At October's Milton Roundup, Milton Grows Green member Lily Pavao encourages using less plastic with Jim and Olivia Ries of One More Generation. (click for larger version)
At recent Rivers Alive cleanup, Milton High student Zach Bailey, and Milton Grows Green co-chair Jack Lindon and member Bruce Langston focus on a map of Milton's 15 cleanup sites, chosen by area volunteers. (click for larger version)
November 20, 2012MILTON, Ga. — For a small committee, they are a busy one. Milton Grows Green, whose core group is about 15 area residents and a few more who regularly pitch in on projects, gets a lot accomplished. The idea for the committee is as old as the city of Milton itself: five years, and it's been meeting regularly for the past four. Milton Grows Green's function is to educate the public, encourage conservation and protection of the area's natural resources and advocate for responsible, managed growth.
"Everything we do is a direct service to the community," explained Jack Lindon, co-chair of Milton Grows Green. "The city has been very supportive of the programs we've put in place."
Cindy Eade, the city of Milton's sustainability coordinator, is one of the committee's founding members, and has been employed part-time by the city for the past two years.
Previously, Milton "didn't have a champion to go into the city
to get the initiatives organized and funded," Eade explained. "Now, I'm an insider understanding how the city works."
Having Eade as a staff member doesn't change the fact that the committee's work is very much needed.
"You can accomplish so much more with a committee than just a staff person," she said.
Teaming up to work on environmental initiatives for the city has saved Milton money. While other cities hire people to clean up roads and streams, for example, Milton Grows Green participates in Adopt-A-Road and Adopt-A-Stream events.
It also runs or assists with several efforts in these areas such as Rivers Alive, rain barrel workshops, education and outreach, the Evergreen Schools Initiative, identifying and encouraging green building and land use standards, recycling and certain certifications and designations.
One of the designations in progress is for the National Wildlife Federation (NWF) Habitat Community, part of a larger project by the Atlanta Regional Commission called the Green Communities Certification.
To be certified, the city must reach 450 points, which are awarded based on over 60 different environmental criteria. Milton was well on its way at the beginning, having already met many of the needed points. Milton expects to complete the rest of the requirements, one of which is the NWF Habitat Community, by June 2013. Milton's homes, businesses, schools, churches and other organizations agree to preserve wildlife areas to ensure that native wildlife remain in Milton.
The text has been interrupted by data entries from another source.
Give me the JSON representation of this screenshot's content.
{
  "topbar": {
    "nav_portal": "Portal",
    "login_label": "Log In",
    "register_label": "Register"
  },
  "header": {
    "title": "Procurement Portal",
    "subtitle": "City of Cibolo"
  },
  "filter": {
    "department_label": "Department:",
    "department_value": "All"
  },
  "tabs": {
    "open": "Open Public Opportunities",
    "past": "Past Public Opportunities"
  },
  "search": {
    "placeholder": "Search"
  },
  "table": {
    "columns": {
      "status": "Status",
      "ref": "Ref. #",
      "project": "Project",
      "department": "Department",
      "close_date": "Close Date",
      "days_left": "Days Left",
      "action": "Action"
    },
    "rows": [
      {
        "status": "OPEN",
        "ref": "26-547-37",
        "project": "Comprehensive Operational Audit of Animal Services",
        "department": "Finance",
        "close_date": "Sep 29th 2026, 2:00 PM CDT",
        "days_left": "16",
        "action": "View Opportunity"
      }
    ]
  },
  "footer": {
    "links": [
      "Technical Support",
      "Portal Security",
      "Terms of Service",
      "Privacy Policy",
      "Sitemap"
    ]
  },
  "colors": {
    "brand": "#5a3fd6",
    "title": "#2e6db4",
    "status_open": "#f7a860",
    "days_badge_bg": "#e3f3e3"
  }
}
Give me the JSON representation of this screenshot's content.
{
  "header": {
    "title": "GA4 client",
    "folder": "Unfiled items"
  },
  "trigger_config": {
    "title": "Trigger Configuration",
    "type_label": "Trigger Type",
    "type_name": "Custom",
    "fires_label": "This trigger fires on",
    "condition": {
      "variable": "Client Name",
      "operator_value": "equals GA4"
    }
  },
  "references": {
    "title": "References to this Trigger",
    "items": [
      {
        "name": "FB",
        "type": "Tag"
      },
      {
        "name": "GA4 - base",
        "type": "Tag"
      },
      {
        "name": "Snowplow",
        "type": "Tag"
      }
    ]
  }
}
The Milton Grows Green committee hosts annual events such as an Earth Day Festival, Christmas tree recycling and several other recycling events. It supports the city of Milton's public works department with storm drain marking, as do area school children and Boy Scouts.
Service to the community and awareness has increased each year from Milton Grows Green's efforts, especially since Eade has joined the community development staff.
"We've gotten more accomplished in the past two years than [the previous] three," said Eade.
Lindon says Milton Grows Green is different from many city committees in that members only have to be interested in the environment to participate, rather than be appointed by a city councilmember.
"You appoint yourself," he said. "[Any] area person with an interest in Milton can be a committee member."